The NO S diet as I explained earlier has 3 simple rules.

  1. FIRST RULE. No snacks.
    second simplest diet rule in the world

    The first rule is fundamental.
    There are only 3 meals, and you need to eat enough to not need to snack between meals.
    So, very satisfying breakfast, lunch and dinner that allows you to be full for at least 4-5 hours.
    The ideal would be to have balanced meals: with carbohydrates, proteins and fats and obviously a lot of fiber. You will understand how from the diet example below!

  2. SECOND RULE. No second!

    The No S diet is based on a single dish. You will eat just that, without even dessert, fruit or anything else after a meal.

  3. THIRD RULE: No sugar.
    no s 4 rule

    The diet forbids sweets, apart from some fruit in the morning.
    No sugar in the coffee, no sweeteners, not even sugary drinks.
    Exception: sweets can be eaten on days beginning with S (in English): that is Saturday, Sunday and special occasions ( saturday, sunday and special occasions ).

    The goal of this diet is to train people to eat moderately by choosing healthy foods to make up their unique dishes. The trick is to eat meals with large amounts of vegetables, whole grains, and other foods that induce a prolonged sense of satiety.
    Let’s see a scheme with many menu options to do it.

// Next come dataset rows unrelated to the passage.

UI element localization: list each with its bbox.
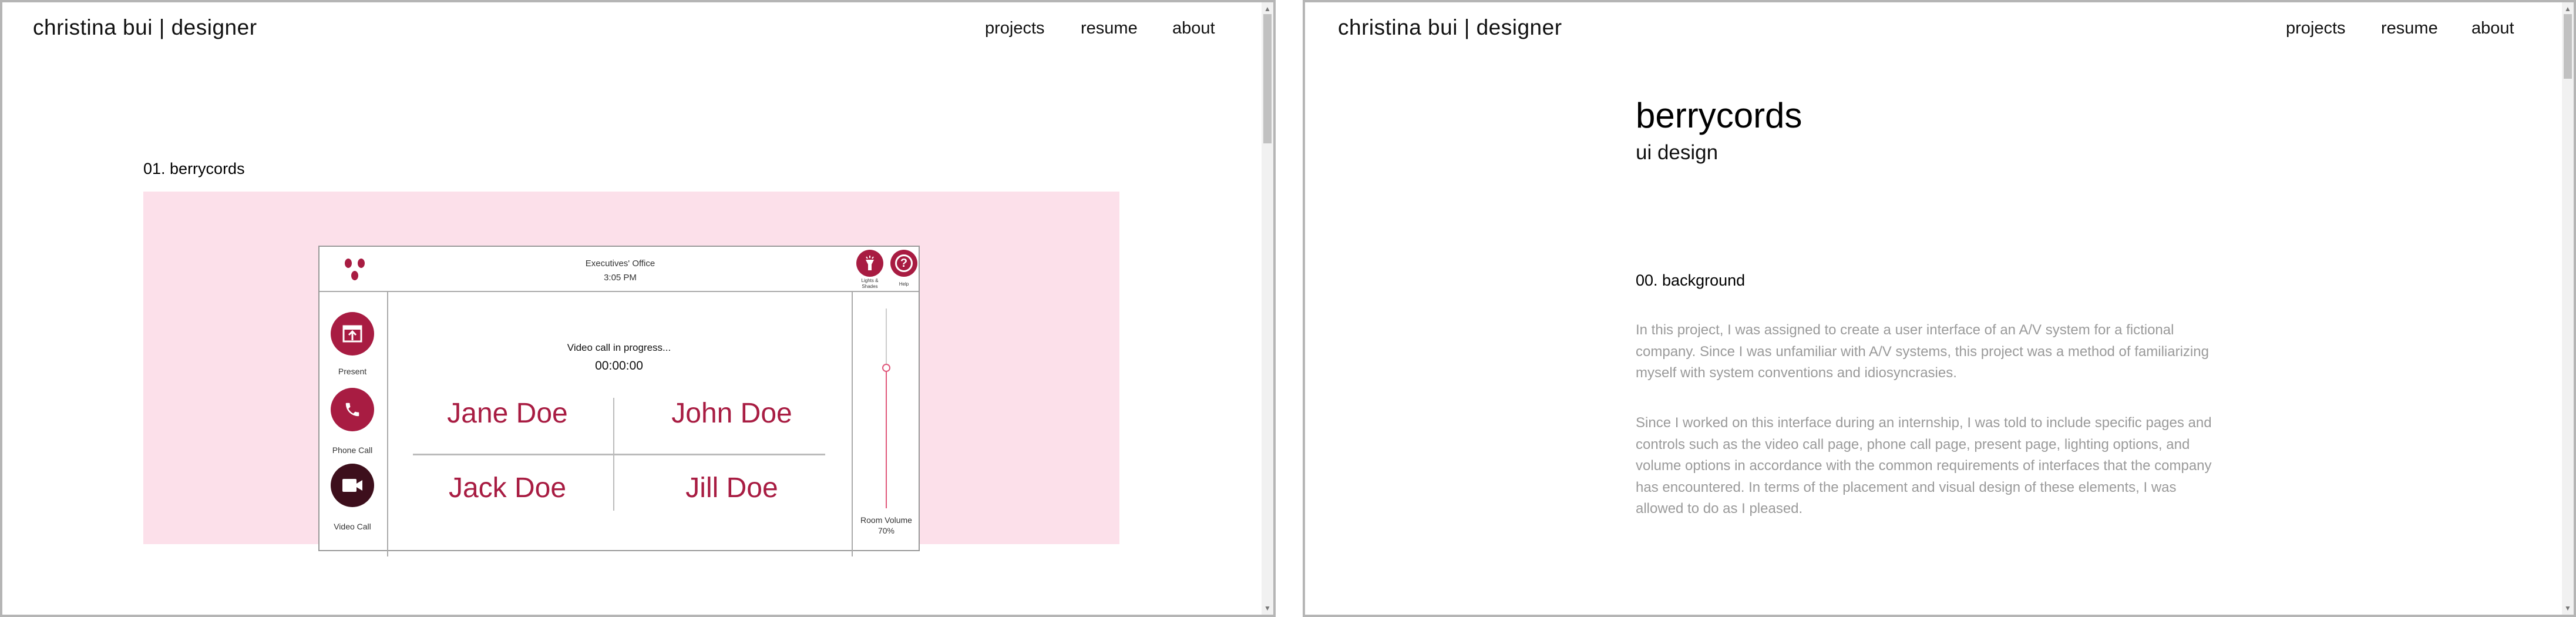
present-icon xyxy=(342,325,362,343)
project-subtitle: ui design xyxy=(1636,141,1719,164)
help-label: Help xyxy=(899,281,909,287)
mockup-header xyxy=(320,247,919,292)
berry-logo-icon xyxy=(345,259,365,280)
room-time: 3:05 PM xyxy=(604,273,637,283)
volume-slider[interactable] xyxy=(880,308,892,508)
av-ui-mockup: Executives' Office 3:05 PM Lights & Shad… xyxy=(318,246,920,556)
phone-call-button[interactable] xyxy=(331,388,374,431)
lights-shades-button[interactable] xyxy=(856,250,883,277)
section-heading: 00. background xyxy=(1636,271,1746,289)
scroll-down-icon[interactable]: ▼ xyxy=(2564,604,2571,612)
scroll-up-icon[interactable]: ▲ xyxy=(2564,5,2571,13)
right-scrollbar[interactable]: ▲ ▼ xyxy=(2562,2,2574,615)
video-call-label: Video Call xyxy=(334,522,371,531)
left-scrollbar[interactable]: ▲ ▼ xyxy=(1262,2,1273,615)
help-icon: ? xyxy=(895,254,913,272)
volume-knob[interactable] xyxy=(882,364,890,372)
volume-fill xyxy=(886,368,887,508)
nav-about[interactable]: about xyxy=(1172,19,1215,38)
room-volume-value: 70% xyxy=(877,526,895,535)
video-call-button[interactable] xyxy=(331,464,374,507)
background-paragraph: In this project, I was assigned to creat… xyxy=(1636,322,2209,381)
participant-tile[interactable]: Jill Doe xyxy=(626,472,838,504)
participant-tile[interactable]: John Doe xyxy=(626,397,838,430)
project-heading: berrycords xyxy=(1636,96,1802,135)
call-status: Video call in progress... xyxy=(567,342,671,353)
background-paragraph: Since I worked on this interface during … xyxy=(1636,415,2212,517)
nav-about[interactable]: about xyxy=(2471,19,2514,38)
site-brand[interactable]: christina bui | designer xyxy=(1338,15,1562,40)
scroll-down-icon[interactable]: ▼ xyxy=(1264,604,1271,612)
scroll-up-icon[interactable]: ▲ xyxy=(1264,5,1271,13)
scrollbar-thumb[interactable] xyxy=(1263,14,1272,143)
present-button[interactable] xyxy=(331,312,374,356)
nav-projects[interactable]: projects xyxy=(2286,19,2346,38)
room-name: Executives' Office xyxy=(585,259,655,269)
nav-resume[interactable]: resume xyxy=(1081,19,1138,38)
right-browser-window: christina bui | designer projects resume… xyxy=(1303,0,2576,617)
phone-call-label: Phone Call xyxy=(332,445,373,455)
video-camera-icon xyxy=(342,479,362,492)
participant-tile[interactable]: Jack Doe xyxy=(402,472,613,504)
flashlight-icon xyxy=(866,256,874,270)
participant-tile[interactable]: Jane Doe xyxy=(402,397,613,430)
help-button[interactable]: ? xyxy=(890,250,917,277)
phone-icon xyxy=(345,403,359,417)
nav-resume[interactable]: resume xyxy=(2381,19,2438,38)
scrollbar-thumb[interactable] xyxy=(2564,14,2572,79)
left-column-divider xyxy=(387,292,388,556)
participant-grid-vline xyxy=(613,398,614,511)
project-title[interactable]: 01. berrycords xyxy=(143,160,245,178)
nav-projects[interactable]: projects xyxy=(985,19,1045,38)
participant-grid-hline xyxy=(413,454,825,455)
project-preview[interactable]: Executives' Office 3:05 PM Lights & Shad… xyxy=(143,192,1119,556)
site-brand[interactable]: christina bui | designer xyxy=(33,15,257,40)
present-label: Present xyxy=(338,367,367,376)
call-timer: 00:00:00 xyxy=(595,359,643,373)
left-browser-window: christina bui | designer projects resume… xyxy=(0,0,1276,617)
room-volume-label: Room Volume xyxy=(860,515,912,525)
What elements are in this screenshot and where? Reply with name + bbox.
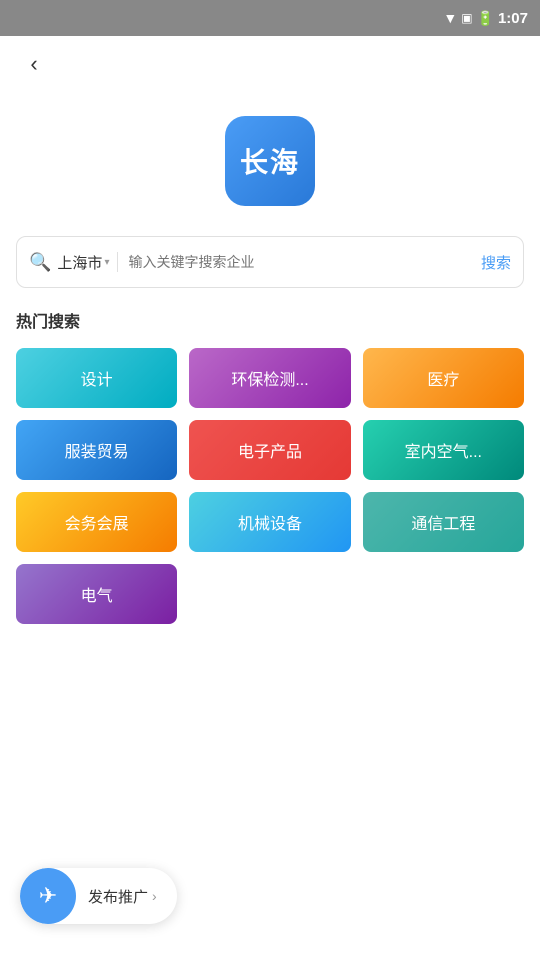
hot-search-tag[interactable]: 电子产品 [189,420,350,480]
status-bar: ▼ ▣ 🔋 1:07 [0,0,540,36]
search-bar[interactable]: 🔍 上海市 ▾ 搜索 [16,236,524,288]
fab-button[interactable]: ✈ [20,868,76,924]
top-bar: ‹ [0,36,540,92]
battery-icon: 🔋 [477,10,494,27]
city-label: 上海市 [57,252,102,273]
city-selector[interactable]: 上海市 ▾ [57,252,109,273]
search-input[interactable] [128,254,481,270]
signal-icon: ▣ [461,11,472,25]
search-button[interactable]: 搜索 [481,252,511,273]
hot-search-tag[interactable]: 设计 [16,348,177,408]
hot-search-tag[interactable]: 机械设备 [189,492,350,552]
tags-grid: 设计环保检测...医疗服装贸易电子产品室内空气... 会务会展机械设备通信工程电气 [16,348,524,624]
search-divider [117,252,118,272]
hot-search-tag[interactable]: 室内空气... [363,420,524,480]
status-time: 1:07 [498,10,528,27]
fab-send-icon: ✈ [39,883,57,909]
main-content: 长海 🔍 上海市 ▾ 搜索 热门搜索 设计环保检测...医疗服装贸易电子产品室内… [0,92,540,960]
fab-label: 发布推广 [88,886,148,907]
fab-arrow-icon: › [152,888,157,904]
hot-search-title: 热门搜索 [16,308,524,332]
hot-search-tag[interactable]: 服装贸易 [16,420,177,480]
fab-area: ✈ 发布推广 › [0,868,540,924]
app-icon-section: 长海 [0,92,540,226]
wifi-icon: ▼ [443,10,457,26]
hot-search-tag[interactable]: 电气 [16,564,177,624]
search-section: 🔍 上海市 ▾ 搜索 [0,226,540,308]
back-arrow-icon: ‹ [30,51,37,77]
hot-search-tag[interactable]: 会务会展 [16,492,177,552]
hot-search-tag[interactable]: 通信工程 [363,492,524,552]
hot-search-tag[interactable]: 环保检测... [189,348,350,408]
city-arrow-icon: ▾ [104,257,109,268]
back-button[interactable]: ‹ [16,46,52,82]
hot-search-tag[interactable]: 医疗 [363,348,524,408]
hot-search-section: 热门搜索 设计环保检测...医疗服装贸易电子产品室内空气... 会务会展机械设备通… [0,308,540,624]
search-icon: 🔍 [29,252,51,273]
fab-container[interactable]: ✈ 发布推广 › [20,868,177,924]
app-icon: 长海 [225,116,315,206]
status-icons: ▼ ▣ 🔋 1:07 [443,10,528,27]
app-icon-text: 长海 [240,141,300,181]
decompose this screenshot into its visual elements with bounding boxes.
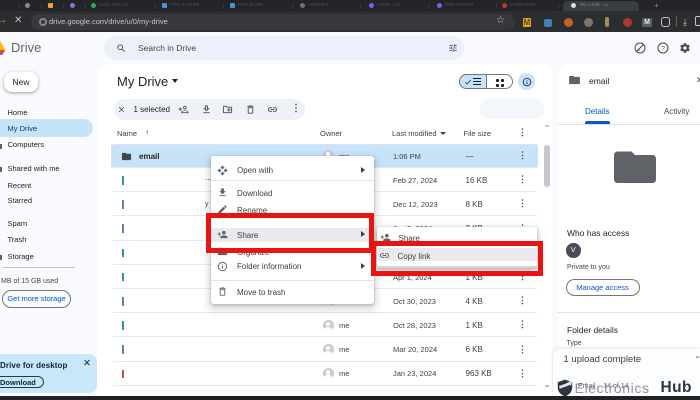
- svg-text:?: ?: [661, 46, 665, 53]
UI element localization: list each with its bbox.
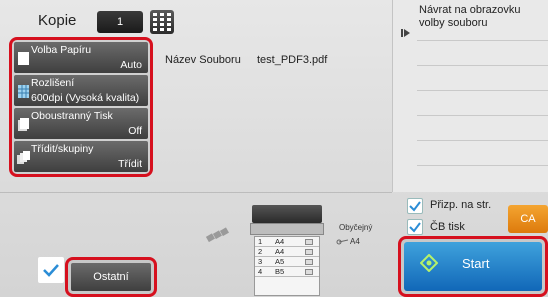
setting-label: Rozlišení bbox=[31, 77, 75, 89]
check-icon bbox=[409, 201, 421, 212]
arrow-icon bbox=[336, 239, 348, 245]
list-item bbox=[417, 165, 548, 190]
keypad-icon bbox=[153, 13, 171, 31]
setting-label: Oboustranný Tisk bbox=[31, 110, 113, 122]
copies-label: Kopie bbox=[38, 12, 77, 29]
check-icon bbox=[409, 222, 421, 233]
fit-page-checkbox[interactable] bbox=[407, 198, 423, 214]
file-name-label: Název Souboru bbox=[165, 54, 241, 66]
start-icon bbox=[420, 254, 438, 272]
sort-icon bbox=[17, 151, 30, 164]
output-paper-type: Obyčejný bbox=[339, 223, 373, 232]
setting-value: Off bbox=[128, 125, 142, 137]
setting-value: Auto bbox=[120, 59, 142, 71]
paper-icon bbox=[18, 52, 29, 65]
ca-button[interactable]: CA bbox=[508, 205, 548, 233]
paper-select-button[interactable]: Volba Papíru Auto bbox=[14, 42, 148, 73]
resolution-icon bbox=[18, 85, 29, 98]
file-name-value: test_PDF3.pdf bbox=[257, 54, 328, 66]
right-panel: Návrat na obrazovku volby souboru bbox=[392, 0, 548, 192]
printer-body bbox=[250, 223, 324, 235]
keypad-button[interactable] bbox=[150, 10, 174, 34]
setting-label: Volba Papíru bbox=[31, 44, 92, 56]
setting-label: Třídit/skupiny bbox=[31, 143, 94, 155]
tray-list: 1 A4 2 A4 3 A5 4 B5 bbox=[254, 236, 320, 296]
tray-row[interactable]: 2 A4 bbox=[255, 247, 319, 257]
start-highlight: Start bbox=[398, 236, 548, 297]
setting-value: 600dpi (Vysoká kvalita) bbox=[31, 92, 140, 104]
print-screen: Kopie 1 Volba Papíru Auto Rozlišení 600d… bbox=[0, 0, 548, 297]
printer-illustration: 1 A4 2 A4 3 A5 4 B5 bbox=[248, 205, 326, 297]
other-button[interactable]: Ostatní bbox=[71, 263, 151, 291]
output-paper-size: A4 bbox=[350, 237, 360, 246]
tray-row[interactable]: 3 A5 bbox=[255, 257, 319, 267]
bw-print-checkbox[interactable] bbox=[407, 219, 423, 235]
list-item bbox=[417, 115, 548, 140]
sort-group-button[interactable]: Třídit/skupiny Třídit bbox=[14, 141, 148, 172]
setting-value: Třídit bbox=[118, 158, 142, 170]
settings-panel: Volba Papíru Auto Rozlišení 600dpi (Vyso… bbox=[9, 37, 153, 177]
bw-print-label: ČB tisk bbox=[430, 221, 465, 233]
tray-row[interactable]: 1 A4 bbox=[255, 237, 319, 247]
start-button[interactable]: Start bbox=[404, 242, 542, 291]
tray-row[interactable]: 4 B5 bbox=[255, 267, 319, 277]
duplex-icon bbox=[18, 118, 29, 131]
check-icon bbox=[43, 264, 59, 277]
copies-input[interactable]: 1 bbox=[97, 11, 143, 33]
other-highlight: Ostatní bbox=[65, 257, 157, 297]
list-item bbox=[417, 90, 548, 115]
other-checkbox[interactable] bbox=[38, 257, 64, 283]
back-arrow-icon bbox=[401, 28, 411, 38]
fit-page-label: Přizp. na str. bbox=[430, 199, 492, 211]
resolution-button[interactable]: Rozlišení 600dpi (Vysoká kvalita) bbox=[14, 75, 148, 106]
duplex-button[interactable]: Oboustranný Tisk Off bbox=[14, 108, 148, 139]
printer-top bbox=[252, 205, 322, 223]
right-list bbox=[417, 40, 548, 190]
return-to-file-select[interactable]: Návrat na obrazovku volby souboru bbox=[419, 4, 547, 30]
list-item bbox=[417, 40, 548, 65]
list-item bbox=[417, 140, 548, 165]
list-item bbox=[417, 65, 548, 90]
divider bbox=[0, 192, 392, 193]
start-label: Start bbox=[462, 256, 490, 271]
feed-icon bbox=[205, 227, 229, 243]
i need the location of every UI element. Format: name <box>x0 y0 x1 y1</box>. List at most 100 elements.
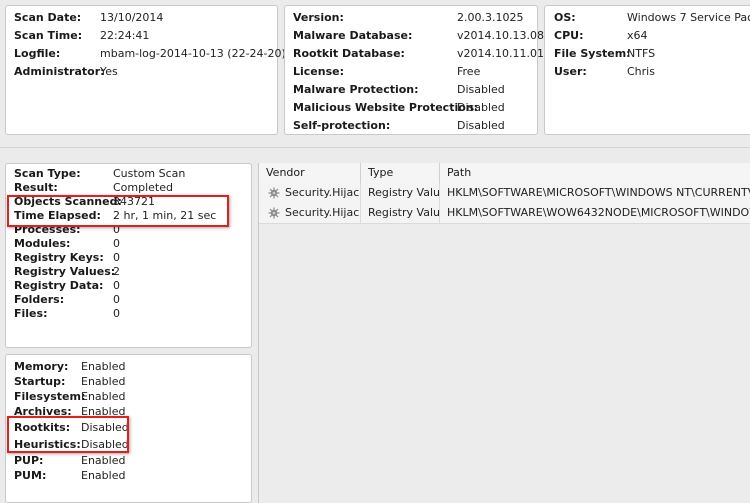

The simplest diet menu in the world
simple diet breakfast

Breakfast.

  • Option A.
    200 grams of white low-fat yogurt or 150 grams of full-fat Greek yogurt with 150-200 grams of chopped fruit (raw or cooked), a tablespoon of muesli and a teaspoon of honey, coffee or tea.
  • B. 40 grams of oat flakes cooked in 200 ml of soy or skim milk and seasoned with a teaspoon of honey + 150 grams of chopped cooked apple or pear and a teaspoon of yogurt. Coffee or tea.
  • C. A slice of cake rich in fruit but with added protein, like this pear and chocolate cake or this diet cake . Coffee or tea.

Lunch.
recipes with nothing in the house

 

  • Option A.
    A plate of pasta, rice or grain cereals where these foods do not exceed the bottom of the plate, with the addition of a not too full ladle (to the brim) of legumes of your choice and sautéed zucchini, sautéed mushrooms, peppers, tomatoes, pumpkin . For example, barley, zucchini and chickpeas, brown rice with lentils and mushrooms, wholemeal tagliatella with cream of cannellini beans and peppers. Drizzle with 1-2 teaspoons of oil.
  • B. A plate of pasta or rice or gnocchi with meat sauce made with simple tomato sauce, vegetables for sautéing, minced chicken or turkey or lean veal cooked without oil, a teaspoon of parmesan. Same procedure for weighing the pasta: it must not exceed the bottom of the plate. Vegan alternative: meat sauce with chopped natural tofu.
  • Option C. A plate of pasta, rice or grain cereals where these foods do not exceed the bottom of the plate, with vegetables or vegetables of your choice and a large can of natural tuna or a ladle of cooked molluscs or crustaceans, 1-2 teaspoons of oil.

Dinner.
quarantine diet

  • Option A. Two egg omelette with a slice of cheese and herbs with a side of a baked potato and green vegetables such as spinach, chicory, chard, agretti, and a teaspoon of oil.
  • Option B. A slice of roasted meat or fish or a vegan alternative such as tofu, seitan or vegan meat with a side of mixed salad, a slice of chopped avocado and a glass of sweet corn or grated carrots, a teaspoon of oil, lemon juice .
  • C. Vegetables stuffed with 100 grams of ricotta or 50 grams of smoked cheese + a teaspoon of tomato sauce, served with two slices of toasted wholemeal bread. Or a marinara pizza with the addition of a few slices of bresaola or half a margherita pizza.